Samsung targets iPhone 4S in France, Italy

The mobile phone maker is filing preliminary injunctions in France and Italy to block the sale of Apple's new iPhone 4S.

Apple's new iPhone 4S
Apple's new iPhone 4S Apple

Samsung is already moving to block the sale of the new iPhone 4S in Europe barely a day after Apple announced its new flagship phone.

In a blog post today, Samsung said that it is filing requests for preliminary injunctions both in Paris and in Milan, Italy, asking the courts to ban the sale of the new iPhone.

In filing the motions, Samsung plans to accuse Apple of two patent infringements related to wireless technology, specifically the Wideband Code Division Multiple Access (WCDMA) standard used on 3G phones.

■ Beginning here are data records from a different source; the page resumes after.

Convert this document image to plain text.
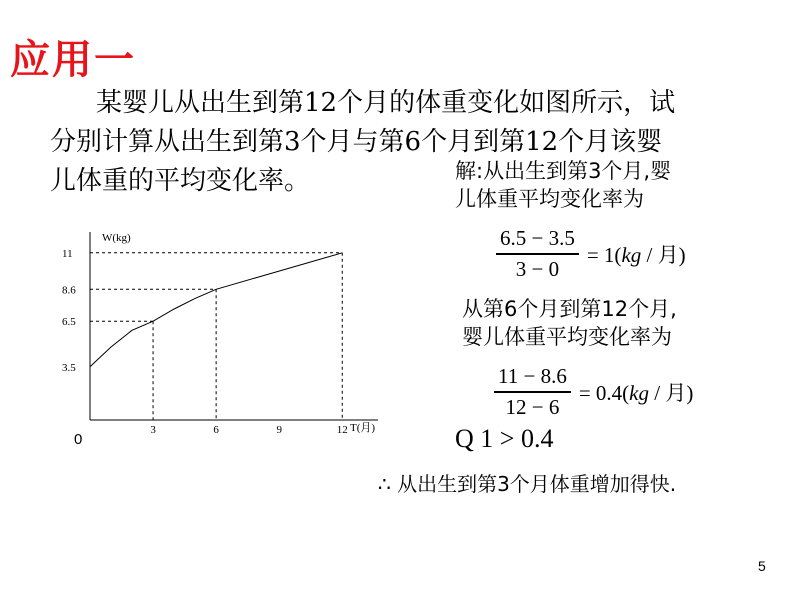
应用一
某婴儿从出生到第12个月的体重变化如图所示，试
分别计算从出生到第3个月与第6个月到第12个月该婴
儿体重的平均变化率。	解:从出生到第3个月,婴
儿体重平均变化率为
$\frac{6.5 - 3.5}{3 - 0} = 1(kg$ / 月)
从第6个月到第12个月,
婴儿体重平均变化率为
$\frac{11 - 8.6}{12 - 6} = 0.4(kg$ / 月)
Q 1 > 0.4
∴ 从出生到第3个月体重增加得快.
5
W(kg)
T(月)
0
3	6	9	12
3.5
6.5
8.6
11
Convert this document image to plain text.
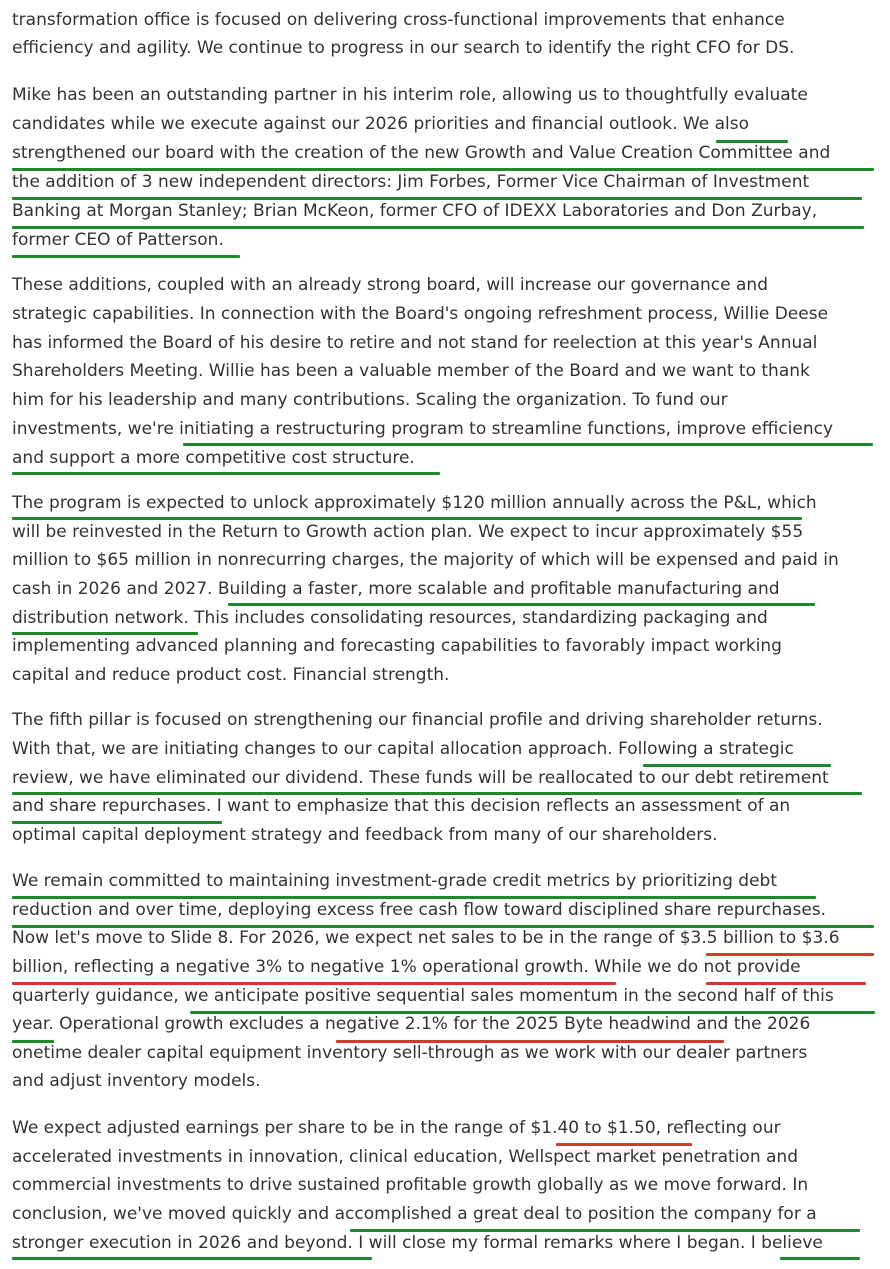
transformation office is focused on delivering cross-functional improvements that enhance
efficiency and agility. We continue to progress in our search to identify the right CFO for DS.
Mike has been an outstanding partner in his interim role, allowing us to thoughtfully evaluate
candidates while we execute against our 2026 priorities and financial outlook. We also
strengthened our board with the creation of the new Growth and Value Creation Committee and
the addition of 3 new independent directors: Jim Forbes, Former Vice Chairman of Investment
Banking at Morgan Stanley; Brian McKeon, former CFO of IDEXX Laboratories and Don Zurbay,
former CEO of Patterson.
These additions, coupled with an already strong board, will increase our governance and
strategic capabilities. In connection with the Board's ongoing refreshment process, Willie Deese
has informed the Board of his desire to retire and not stand for reelection at this year's Annual
Shareholders Meeting. Willie has been a valuable member of the Board and we want to thank
him for his leadership and many contributions. Scaling the organization. To fund our
investments, we're initiating a restructuring program to streamline functions, improve efficiency
and support a more competitive cost structure.
The program is expected to unlock approximately $120 million annually across the P&L, which
will be reinvested in the Return to Growth action plan. We expect to incur approximately $55
million to $65 million in nonrecurring charges, the majority of which will be expensed and paid in
cash in 2026 and 2027. Building a faster, more scalable and profitable manufacturing and
distribution network. This includes consolidating resources, standardizing packaging and
implementing advanced planning and forecasting capabilities to favorably impact working
capital and reduce product cost. Financial strength.
The fifth pillar is focused on strengthening our financial profile and driving shareholder returns.
With that, we are initiating changes to our capital allocation approach. Following a strategic
review, we have eliminated our dividend. These funds will be reallocated to our debt retirement
and share repurchases. I want to emphasize that this decision reflects an assessment of an
optimal capital deployment strategy and feedback from many of our shareholders.
We remain committed to maintaining investment-grade credit metrics by prioritizing debt
reduction and over time, deploying excess free cash flow toward disciplined share repurchases.
Now let's move to Slide 8. For 2026, we expect net sales to be in the range of $3.5 billion to $3.6
billion, reflecting a negative 3% to negative 1% operational growth. While we do not provide
quarterly guidance, we anticipate positive sequential sales momentum in the second half of this
year. Operational growth excludes a negative 2.1% for the 2025 Byte headwind and the 2026
onetime dealer capital equipment inventory sell-through as we work with our dealer partners
and adjust inventory models.
We expect adjusted earnings per share to be in the range of $1.40 to $1.50, reflecting our
accelerated investments in innovation, clinical education, Wellspect market penetration and
commercial investments to drive sustained profitable growth globally as we move forward. In
conclusion, we've moved quickly and accomplished a great deal to position the company for a
stronger execution in 2026 and beyond. I will close my formal remarks where I began. I believe
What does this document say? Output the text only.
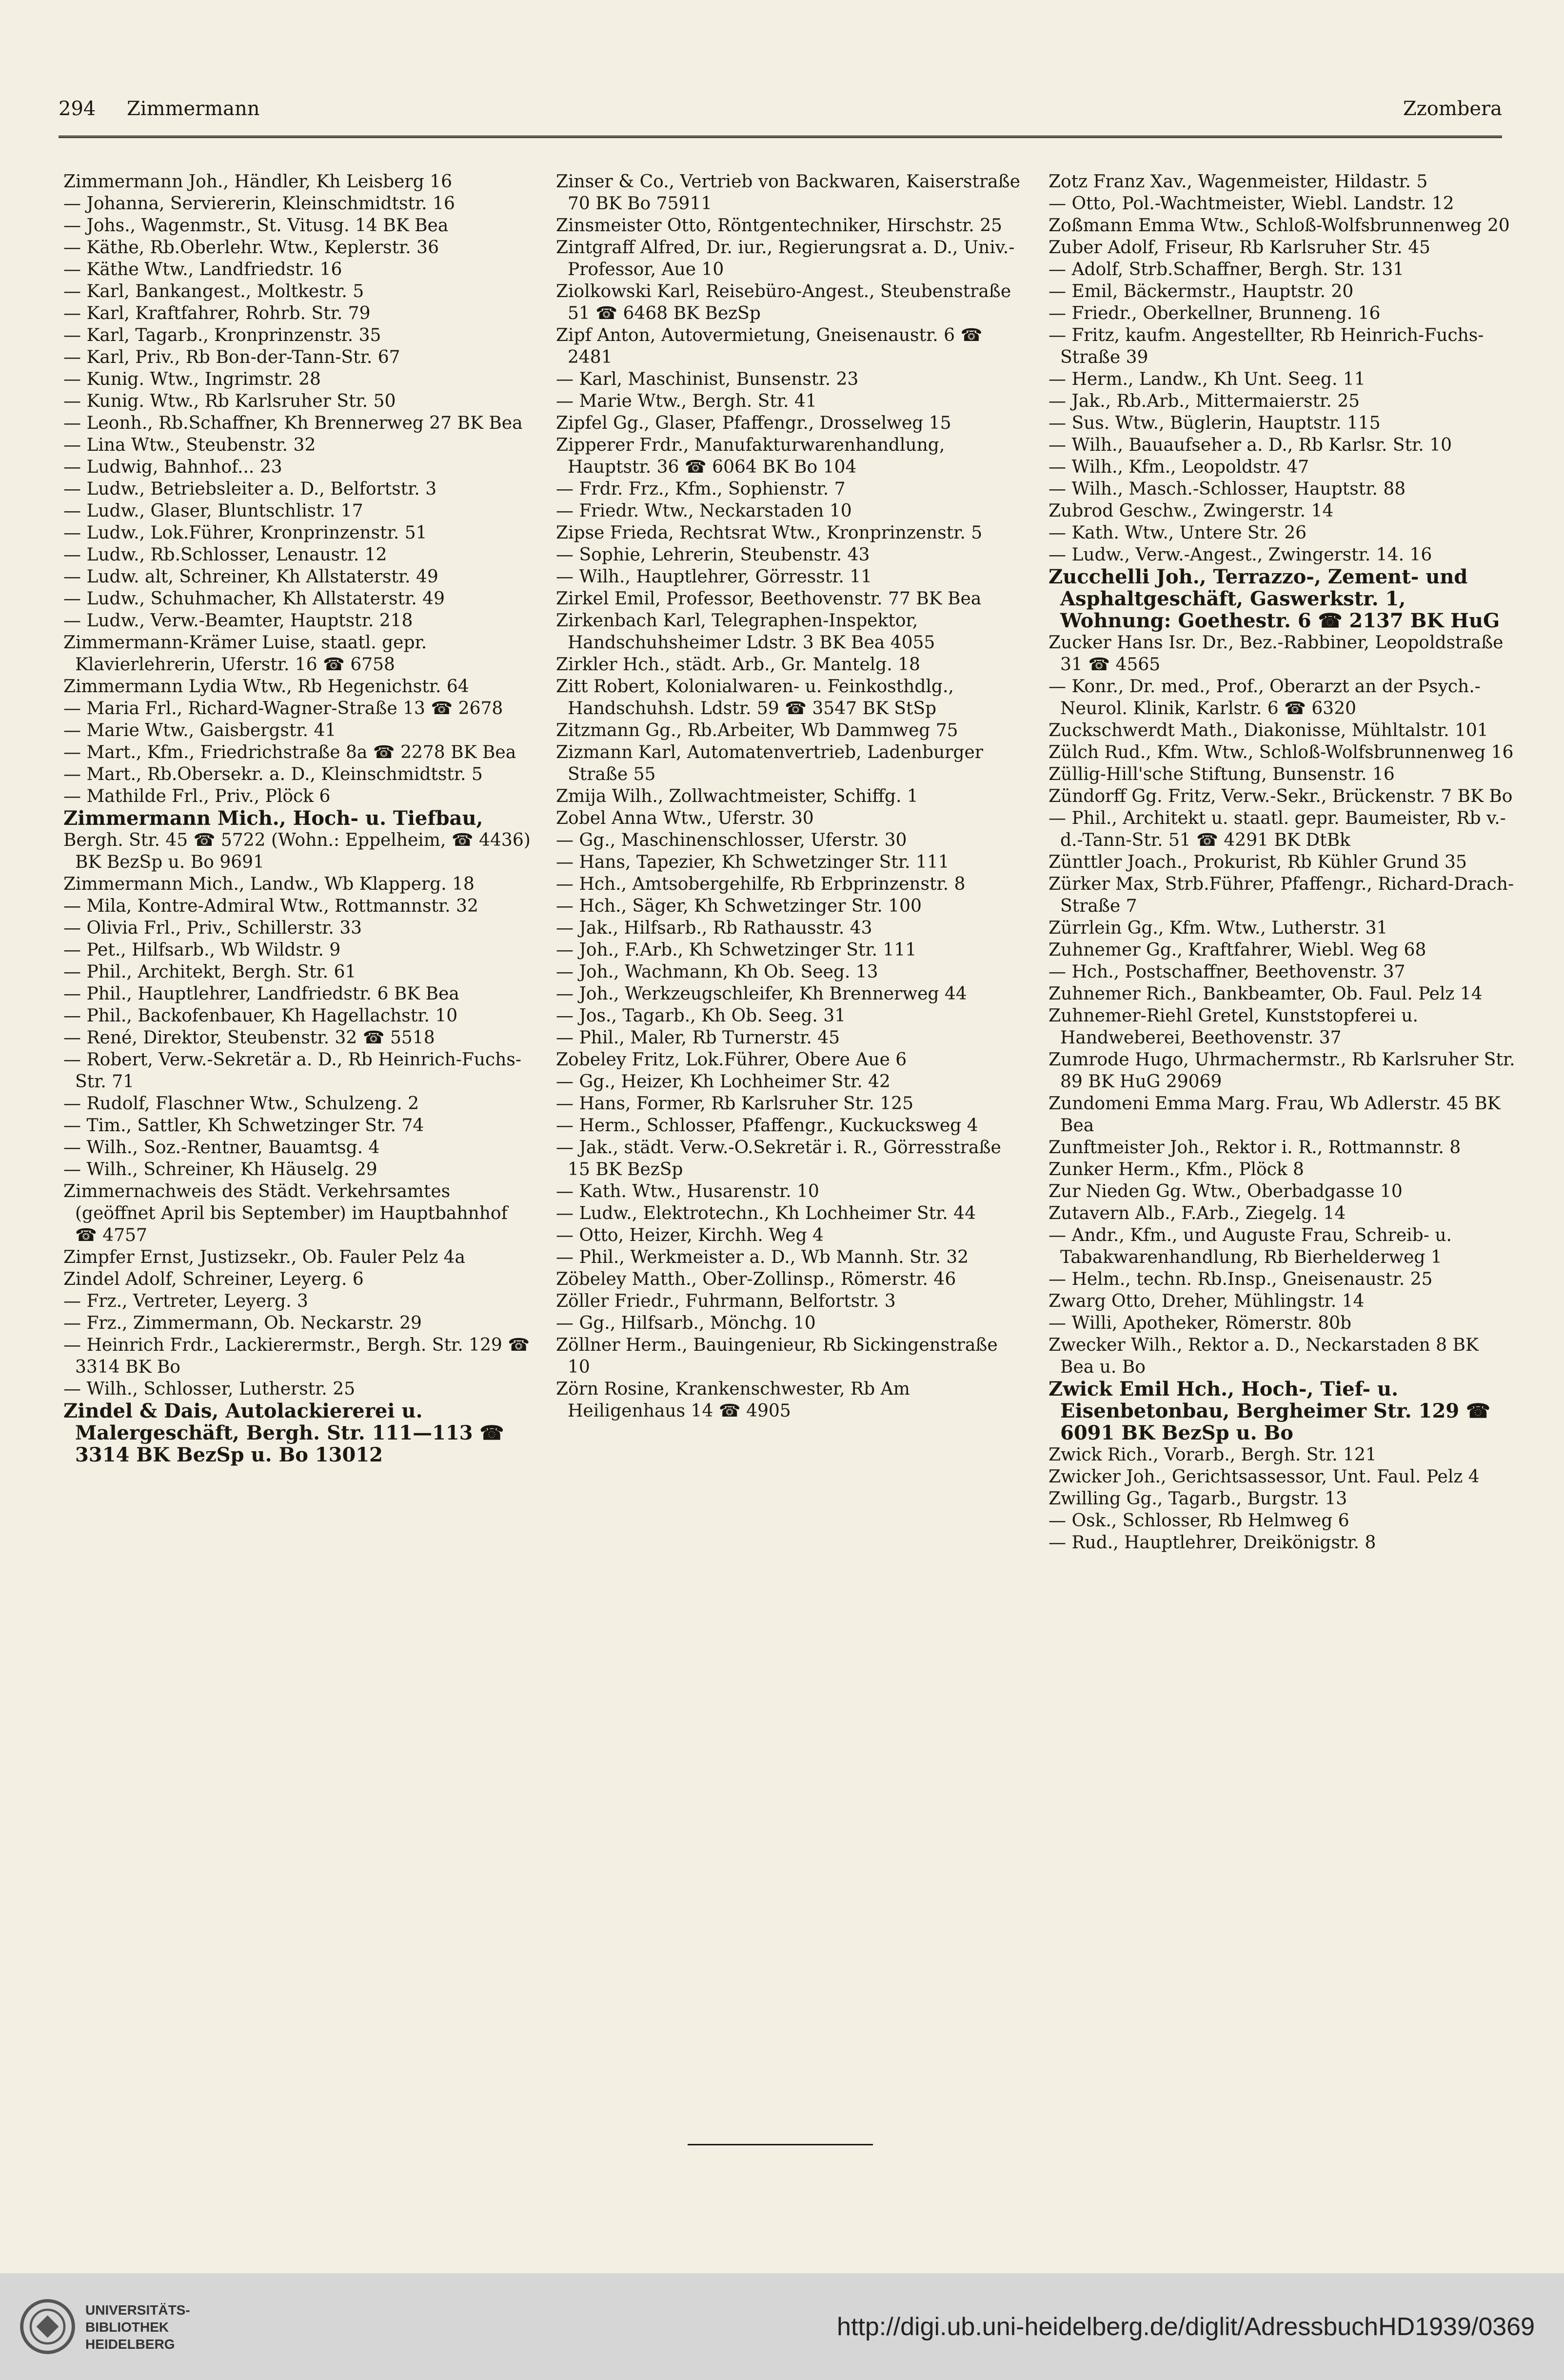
294 Zimmermann	Zzombera

Zimmermann Joh., Händler, Kh Leisberg 16

— Johanna, Serviererin, Kleinschmidtstr. 16

— Johs., Wagenmstr., St. Vitusg. 14 BK Bea

— Käthe, Rb.Oberlehr. Wtw., Keplerstr. 36

— Käthe Wtw., Landfriedstr. 16

— Karl, Bankangest., Moltkestr. 5

— Karl, Kraftfahrer, Rohrb. Str. 79

— Karl, Tagarb., Kronprinzenstr. 35

— Karl, Priv., Rb Bon-der-Tann-Str. 67

— Kunig. Wtw., Ingrimstr. 28

— Kunig. Wtw., Rb Karlsruher Str. 50

— Leonh., Rb.Schaffner, Kh Brennerweg 27 BK Bea

— Lina Wtw., Steubenstr. 32

— Ludwig, Bahnhof... 23

— Ludw., Betriebsleiter a. D., Belfortstr. 3

— Ludw., Glaser, Bluntschlistr. 17

— Ludw., Lok.Führer, Kronprinzenstr. 51

— Ludw., Rb.Schlosser, Lenaustr. 12

— Ludw. alt, Schreiner, Kh Allstaterstr. 49

— Ludw., Schuhmacher, Kh Allstaterstr. 49

— Ludw., Verw.-Beamter, Hauptstr. 218

Zimmermann-Krämer Luise, staatl. gepr. Klavierlehrerin, Uferstr. 16 ☎ 6758

Zimmermann Lydia Wtw., Rb Hegenichstr. 64

— Maria Frl., Richard-Wagner-Straße 13 ☎ 2678

— Marie Wtw., Gaisbergstr. 41

— Mart., Kfm., Friedrichstraße 8a ☎ 2278 BK Bea

— Mart., Rb.Obersekr. a. D., Kleinschmidtstr. 5

— Mathilde Frl., Priv., Plöck 6

Zimmermann Mich., Hoch- u. Tiefbau,

Bergh. Str. 45 ☎ 5722 (Wohn.: Eppelheim, ☎ 4436) BK BezSp u. Bo 9691

Zimmermann Mich., Landw., Wb Klapperg. 18

— Mila, Kontre-Admiral Wtw., Rottmannstr. 32

— Olivia Frl., Priv., Schillerstr. 33

— Pet., Hilfsarb., Wb Wildstr. 9

— Phil., Architekt, Bergh. Str. 61

— Phil., Hauptlehrer, Landfriedstr. 6 BK Bea

— Phil., Backofenbauer, Kh Hagellachstr. 10

— René, Direktor, Steubenstr. 32 ☎ 5518

— Robert, Verw.-Sekretär a. D., Rb Heinrich-Fuchs-Str. 71

— Rudolf, Flaschner Wtw., Schulzeng. 2

— Tim., Sattler, Kh Schwetzinger Str. 74

— Wilh., Soz.-Rentner, Bauamtsg. 4

— Wilh., Schreiner, Kh Häuselg. 29

Zimmernachweis des Städt. Verkehrsamtes (geöffnet April bis September) im Hauptbahnhof ☎ 4757

Zimpfer Ernst, Justizsekr., Ob. Fauler Pelz 4a

Zindel Adolf, Schreiner, Leyerg. 6

— Frz., Vertreter, Leyerg. 3

— Frz., Zimmermann, Ob. Neckarstr. 29

— Heinrich Frdr., Lackierermstr., Bergh. Str. 129 ☎ 3314 BK Bo

— Wilh., Schlosser, Lutherstr. 25

Zindel & Dais, Autolackiererei u. Malergeschäft, Bergh. Str. 111—113 ☎ 3314 BK BezSp u. Bo 13012

Zinser & Co., Vertrieb von Backwaren, Kaiserstraße 70 BK Bo 75911

Zinsmeister Otto, Röntgentechniker, Hirschstr. 25

Zintgraff Alfred, Dr. iur., Regierungsrat a. D., Univ.-Professor, Aue 10

Ziolkowski Karl, Reisebüro-Angest., Steubenstraße 51 ☎ 6468 BK BezSp

Zipf Anton, Autovermietung, Gneisenaustr. 6 ☎ 2481

— Karl, Maschinist, Bunsenstr. 23

— Marie Wtw., Bergh. Str. 41

Zipfel Gg., Glaser, Pfaffengr., Drosselweg 15

Zipperer Frdr., Manufakturwarenhandlung, Hauptstr. 36 ☎ 6064 BK Bo 104

— Frdr. Frz., Kfm., Sophienstr. 7

— Friedr. Wtw., Neckarstaden 10

Zipse Frieda, Rechtsrat Wtw., Kronprinzenstr. 5

— Sophie, Lehrerin, Steubenstr. 43

— Wilh., Hauptlehrer, Görresstr. 11

Zirkel Emil, Professor, Beethovenstr. 77 BK Bea

Zirkenbach Karl, Telegraphen-Inspektor, Handschuhsheimer Ldstr. 3 BK Bea 4055

Zirkler Hch., städt. Arb., Gr. Mantelg. 18

Zitt Robert, Kolonialwaren- u. Feinkosthdlg., Handschuhsh. Ldstr. 59 ☎ 3547 BK StSp

Zitzmann Gg., Rb.Arbeiter, Wb Dammweg 75

Zizmann Karl, Automatenvertrieb, Ladenburger Straße 55

Zmija Wilh., Zollwachtmeister, Schiffg. 1

Zobel Anna Wtw., Uferstr. 30

— Gg., Maschinenschlosser, Uferstr. 30

— Hans, Tapezier, Kh Schwetzinger Str. 111

— Hch., Amtsobergehilfe, Rb Erbprinzenstr. 8

— Hch., Säger, Kh Schwetzinger Str. 100

— Jak., Hilfsarb., Rb Rathausstr. 43

— Joh., F.Arb., Kh Schwetzinger Str. 111

— Joh., Wachmann, Kh Ob. Seeg. 13

— Joh., Werkzeugschleifer, Kh Brennerweg 44

— Jos., Tagarb., Kh Ob. Seeg. 31

— Phil., Maler, Rb Turnerstr. 45

Zobeley Fritz, Lok.Führer, Obere Aue 6

— Gg., Heizer, Kh Lochheimer Str. 42

— Hans, Former, Rb Karlsruher Str. 125

— Herm., Schlosser, Pfaffengr., Kuckucksweg 4

— Jak., städt. Verw.-O.Sekretär i. R., Görresstraße 15 BK BezSp

— Kath. Wtw., Husarenstr. 10

— Ludw., Elektrotechn., Kh Lochheimer Str. 44

— Otto, Heizer, Kirchh. Weg 4

— Phil., Werkmeister a. D., Wb Mannh. Str. 32

Zöbeley Matth., Ober-Zollinsp., Römerstr. 46

Zöller Friedr., Fuhrmann, Belfortstr. 3

— Gg., Hilfsarb., Mönchg. 10

Zöllner Herm., Bauingenieur, Rb Sickingenstraße 10

Zörn Rosine, Krankenschwester, Rb Am Heiligenhaus 14 ☎ 4905

Zotz Franz Xav., Wagenmeister, Hildastr. 5

— Otto, Pol.-Wachtmeister, Wiebl. Landstr. 12

Zoßmann Emma Wtw., Schloß-Wolfsbrunnenweg 20

Zuber Adolf, Friseur, Rb Karlsruher Str. 45

— Adolf, Strb.Schaffner, Bergh. Str. 131

— Emil, Bäckermstr., Hauptstr. 20

— Friedr., Oberkellner, Brunneng. 16

— Fritz, kaufm. Angestellter, Rb Heinrich-Fuchs-Straße 39

— Herm., Landw., Kh Unt. Seeg. 11

— Jak., Rb.Arb., Mittermaierstr. 25

— Sus. Wtw., Büglerin, Hauptstr. 115

— Wilh., Bauaufseher a. D., Rb Karlsr. Str. 10

— Wilh., Kfm., Leopoldstr. 47

— Wilh., Masch.-Schlosser, Hauptstr. 88

Zubrod Geschw., Zwingerstr. 14

— Kath. Wtw., Untere Str. 26

— Ludw., Verw.-Angest., Zwingerstr. 14. 16

Zucchelli Joh., Terrazzo-, Zement- und Asphaltgeschäft, Gaswerkstr. 1, Wohnung: Goethestr. 6 ☎ 2137 BK HuG

Zucker Hans Isr. Dr., Bez.-Rabbiner, Leopoldstraße 31 ☎ 4565

— Konr., Dr. med., Prof., Oberarzt an der Psych.-Neurol. Klinik, Karlstr. 6 ☎ 6320

Zuckschwerdt Math., Diakonisse, Mühltalstr. 101

Zülch Rud., Kfm. Wtw., Schloß-Wolfsbrunnenweg 16

Züllig-Hill'sche Stiftung, Bunsenstr. 16

Zündorff Gg. Fritz, Verw.-Sekr., Brückenstr. 7 BK Bo

— Phil., Architekt u. staatl. gepr. Baumeister, Rb v.-d.-Tann-Str. 51 ☎ 4291 BK DtBk

Zünttler Joach., Prokurist, Rb Kühler Grund 35

Zürker Max, Strb.Führer, Pfaffengr., Richard-Drach-Straße 7

Zürrlein Gg., Kfm. Wtw., Lutherstr. 31

Zuhnemer Gg., Kraftfahrer, Wiebl. Weg 68

— Hch., Postschaffner, Beethovenstr. 37

Zuhnemer Rich., Bankbeamter, Ob. Faul. Pelz 14

Zuhnemer-Riehl Gretel, Kunststopferei u. Handweberei, Beethovenstr. 37

Zumrode Hugo, Uhrmachermstr., Rb Karlsruher Str. 89 BK HuG 29069

Zundomeni Emma Marg. Frau, Wb Adlerstr. 45 BK Bea

Zunftmeister Joh., Rektor i. R., Rottmannstr. 8

Zunker Herm., Kfm., Plöck 8

Zur Nieden Gg. Wtw., Oberbadgasse 10

Zutavern Alb., F.Arb., Ziegelg. 14

— Andr., Kfm., und Auguste Frau, Schreib- u. Tabakwarenhandlung, Rb Bierhelderweg 1

— Helm., techn. Rb.Insp., Gneisenaustr. 25

Zwarg Otto, Dreher, Mühlingstr. 14

— Willi, Apotheker, Römerstr. 80b

Zwecker Wilh., Rektor a. D., Neckarstaden 8 BK Bea u. Bo

Zwick Emil Hch., Hoch-, Tief- u. Eisenbetonbau, Bergheimer Str. 129 ☎ 6091 BK BezSp u. Bo

Zwick Rich., Vorarb., Bergh. Str. 121

Zwicker Joh., Gerichtsassessor, Unt. Faul. Pelz 4

Zwilling Gg., Tagarb., Burgstr. 13

— Osk., Schlosser, Rb Helmweg 6

— Rud., Hauptlehrer, Dreikönigstr. 8

UNIVERSITÄTS-
BIBLIOTHEK
HEIDELBERG
http://digi.ub.uni-heidelberg.de/diglit/AdressbuchHD1939/0369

The mobile handset maker said it believes that Apple's violation of its patents is "too severe" and that sales of the new iPhone should be blocked as a result.

"Apple has continued to flagrantly violate our intellectual property rights and free ride on our technology," Samsung asserted in its blog. "We believe it is now necessary to take legal action to protect our innovation."

Samsung added that it plans to file injunctions against the new iPhone in other countries after reviewing the matter further.

Related stories:
• Apple sues Samsung for 'copying' smartphones, tablets
• Samsung countersues Apple over patents
• Apple targeted by Samsung, S3 in new suits
• Samsung extends olive branch to Apple in Australia
• Apple rejects Samsung's settlement offer in Australia

The two companies have been duking it out in court throughout this year, leveling a barrage of patent infringement claims against each other throughout the world.

Apple fired the first shot by suing Samsung in April , claiming that its Galaxy smartphones and tablets had stolen their design from the iPhone and iPad, respectively.

Samsung quickly fired back with a countersuit in Japan and Germany , alleging that Apple's iDevices were violating key Samsung patents related to mobile and wireless technologies. Apple then countersued Samsung's countersuit in August, this time specifically trying to block sales of the Galaxy S and S II smartphones and the Galaxy Tab tablet in Japan.

The battleground has also extended beyond Europe to the United States, Australia, and other regions. The skirmish in Australia heated up recently as Samsung tried to work out a deal with Apple that would allow for the sale of Galaxy Tab 10.1 tablet. But Apple nixed the settlement offer earlier this week, stating that its goal is still to prevent the launch of Samsung's tablet in Australia.

Apple's legal team has also been busy contending with Motorola over a series of patent infringement claims related to multitouch and other mobile device technologies.